What Counts in Care?

By Ray McBeth, Ph.D.
Emtiro Health

Health inequity is a pervasive fact in American life, but does it have to be? Today, there is a constant flow of health information targeted to consumers. All this information can be confusing and often conflicts with what we have heard from our physicians, neighbors, and family members. As a consumer, we are told that we need to manage our weight, control our blood pressure and cholesterol, eat healthy and exercise.  If most chronic conditions such as hypertension, diabetes, and obesity are preventable, then why are they so prevalent? There are at least two contributing factors: how health care is delivered and individual behavior.

Changing the way health care is delivered is key to changing outcomes. During an annual wellness visit, a physician notices that his patient’s blood sugar is elevated and consistent with prediabetes, or his blood pressure is higher than previous visits, or his weight has increased since the last office visit. There is little the physician can do except suggest lifestyle changes to daily habits and monitor for change. On the other hand, if the patient is diagnosed with diabetes, hypertension, or high cholesterol, then the physician can treat the patient with medications, follow-up visits, and other interventions. In our current fee for service reimbursement model, a patient’s physician is reimbursed to treat disease, but typically is not reimbursed to prevent disease. As healthcare moves to a value-based reimbursement system, this will change.  Physicians will be reimbursed on outcomes—preventing and managing chronic conditions—and not just for services delivered.

Addressing behavior as it relates to chronic conditions is more complex. Research suggests that about 40 percent of patients do not adhere to their treatment regimens. There are many factors that contribute to this issue. Patients may not take their medications as prescribed because they cannot afford the medication, have unreliable transportation, there is low literacy, low health literacy, or lack of caregiver involvement. These same factors also impact a patient’s ability to make multiple physician follow-up visits, complete treatment regimens, and make recommended changes to lifestyle such as diet and exercise. The reasons can be directly linked to an individual’s zip code: the local pharmacy may be miles away from their home, their physician may be located in a neighboring town or multiple bus transfers away, and their specialty physician may be located in another county. The frequency of follow-up visits is impacted by a patient’s ability to have access to reliable transportation, afford copays for medications and office visits, and what they perceive is the value of the healthcare service.

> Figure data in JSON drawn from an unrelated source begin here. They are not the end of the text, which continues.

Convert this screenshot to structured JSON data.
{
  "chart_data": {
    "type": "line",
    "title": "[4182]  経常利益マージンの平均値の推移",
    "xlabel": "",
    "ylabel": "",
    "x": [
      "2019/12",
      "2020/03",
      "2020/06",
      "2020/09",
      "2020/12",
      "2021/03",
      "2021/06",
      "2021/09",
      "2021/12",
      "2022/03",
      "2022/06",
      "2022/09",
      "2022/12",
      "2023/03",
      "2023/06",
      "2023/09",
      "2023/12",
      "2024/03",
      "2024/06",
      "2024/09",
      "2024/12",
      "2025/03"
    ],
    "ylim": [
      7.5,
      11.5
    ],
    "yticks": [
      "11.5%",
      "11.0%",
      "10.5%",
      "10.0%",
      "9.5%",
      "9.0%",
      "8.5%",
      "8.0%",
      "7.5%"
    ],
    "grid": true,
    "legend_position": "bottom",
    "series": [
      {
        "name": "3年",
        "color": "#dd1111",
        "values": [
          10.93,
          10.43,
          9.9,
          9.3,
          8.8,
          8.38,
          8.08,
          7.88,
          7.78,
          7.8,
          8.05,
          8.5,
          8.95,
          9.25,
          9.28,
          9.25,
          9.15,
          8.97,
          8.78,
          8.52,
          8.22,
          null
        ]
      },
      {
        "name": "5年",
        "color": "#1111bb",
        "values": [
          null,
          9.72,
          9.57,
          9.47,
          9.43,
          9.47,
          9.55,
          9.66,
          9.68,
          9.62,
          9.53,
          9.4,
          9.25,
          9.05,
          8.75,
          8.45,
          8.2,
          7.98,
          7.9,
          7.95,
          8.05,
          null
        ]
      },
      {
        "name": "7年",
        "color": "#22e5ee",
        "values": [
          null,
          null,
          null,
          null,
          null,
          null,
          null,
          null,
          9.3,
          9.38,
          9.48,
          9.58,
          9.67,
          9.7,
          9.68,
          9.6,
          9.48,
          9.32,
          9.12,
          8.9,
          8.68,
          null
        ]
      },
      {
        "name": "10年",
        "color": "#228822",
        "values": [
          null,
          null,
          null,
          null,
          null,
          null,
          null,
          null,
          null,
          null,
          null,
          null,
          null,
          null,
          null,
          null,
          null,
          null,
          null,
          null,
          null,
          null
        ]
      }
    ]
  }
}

Zip Code? Many consider zip code to be the single best predictor of health. In fact, the actual health care that we receive in a clinic or hospital only constitutes 10-15 percent of our total health, but zip code can work to quickly summarize many factors that determine an individual’s health, because our zip code is where we live, learn, work and play.

Zip codes tend to be made up of people with similar incomes, education levels, racial and ethnic characteristics, social and cultural norms, and lifestyles, all of which affect health. Some of our most vulnerable neighbors are clustered within the same or nearby zip codes. These individuals tend to have more social determinants of health, such as food insecurity, lower-quality housing, and limited transportation options.

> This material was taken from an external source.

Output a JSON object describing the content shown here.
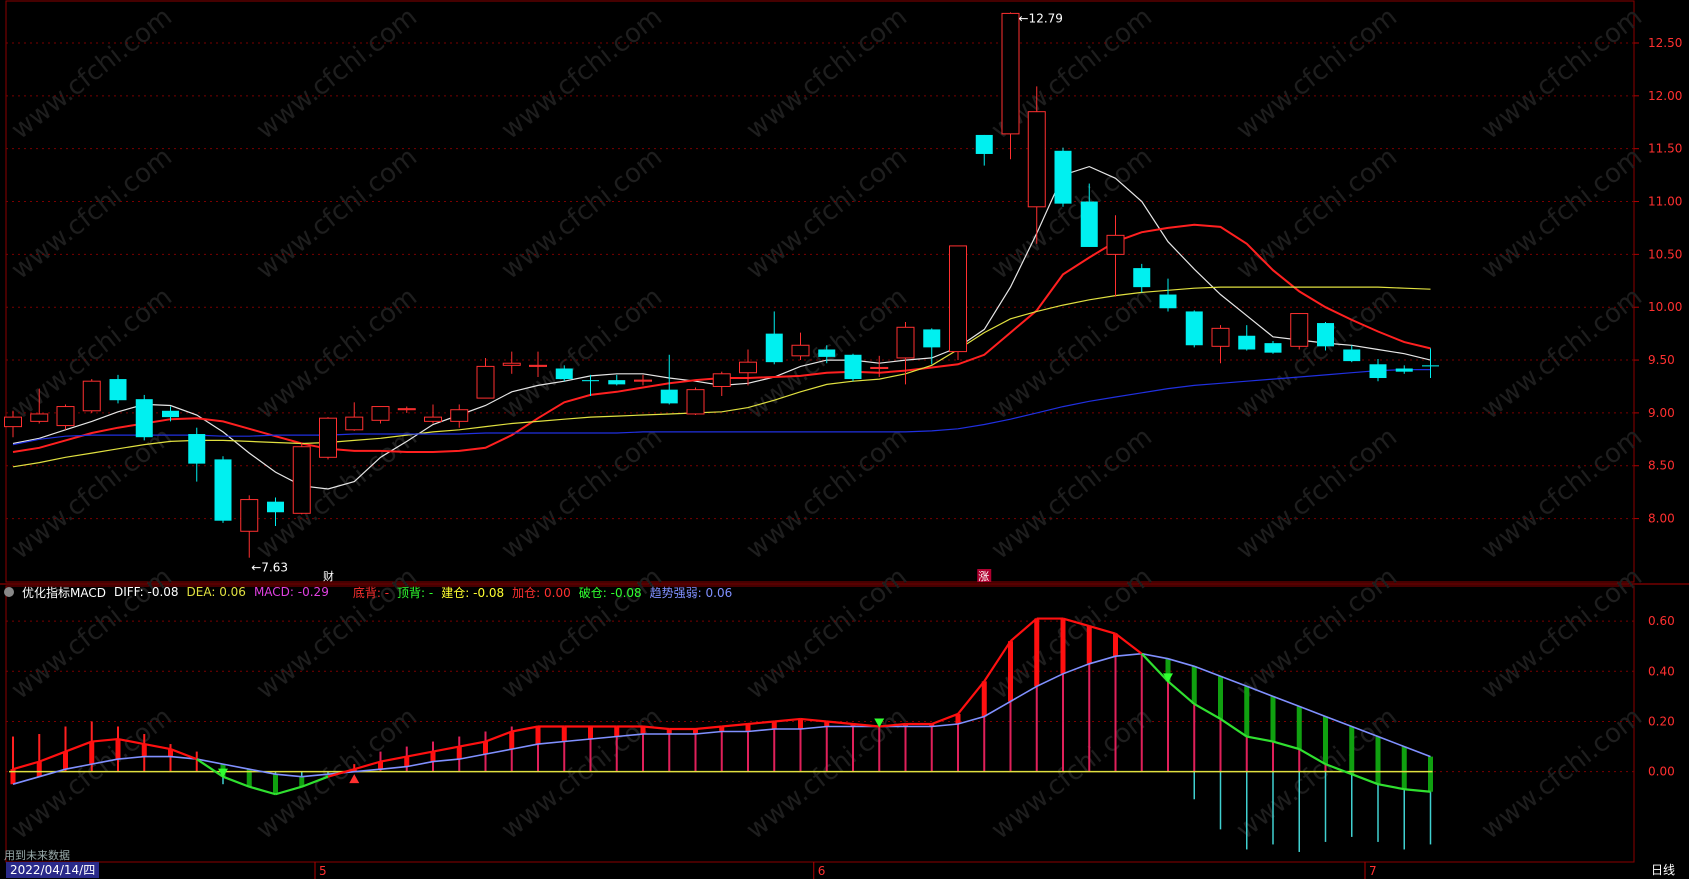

But there’s more to health than just where you live. While it is true that there is a direct correlation between an individual’s income, their access to care, and their overall health, it is not just the most vulnerable populations of people who suffer from chronic conditions and poor health.  The Centers for Disease Control says that of the factors contributing to premature death, 40 percent are behavioral, or the choices a patient makes.

How can we help more people make healthier choices and begin to address the behavioral issues that factor into an individual’s health outcomes? Just like addressing the way we deliver care, we need to expand the care team beyond the physician to include staff who are trained in behavior change techniques, such as motivational interviewing, cultural competencies, vast knowledge community resources. The key comes down to investing in care management services. A culturally competent care manager can identify why the patient is not following the recommendations of the health care providers. She can find the patient’s motivation to change and support the patient’s movement towards that needed change in a way that is consistent with the patient’s values, beliefs, and preferences. For example, in practice, she can find a pharmacy that will deliver medications to a patient’s home and identify available financial support for the medications. She can also provide the patient with education on how and when to administer the medications, locate transportation to treatment facilities, or find appropriate alternatives like telemedicine. She can educate the patient on the reasons for the various recommendations and how best to meet them so the patient can live the healthy life that he wants to live in a way that’s consistent with his values and cultural norms. What’s significant about the care management model is it addresses gaps in health outcomes for patients of all income levels and from all zip codes.

So what counts? It all counts. We must work to ensure that those without access to jobs, stable housing, healthy food, transportation, and health care receive the services that will allow them to live healthy productive lives. We must work to change the way health care is delivered, as well as more fully addressing the behavioral issues that contribute to chronic conditions and negative outcomes. We must develop a health care delivery system that focuses on wellness not disease. Our healthcare system must provide patients with insights into how their behavior affects their health and how their choices can lead to unhealthy consequences. It must also provide patients with the tools to make the choices that are consistent with their healthcare goals in a way that works for them—no matter what zip code they may live.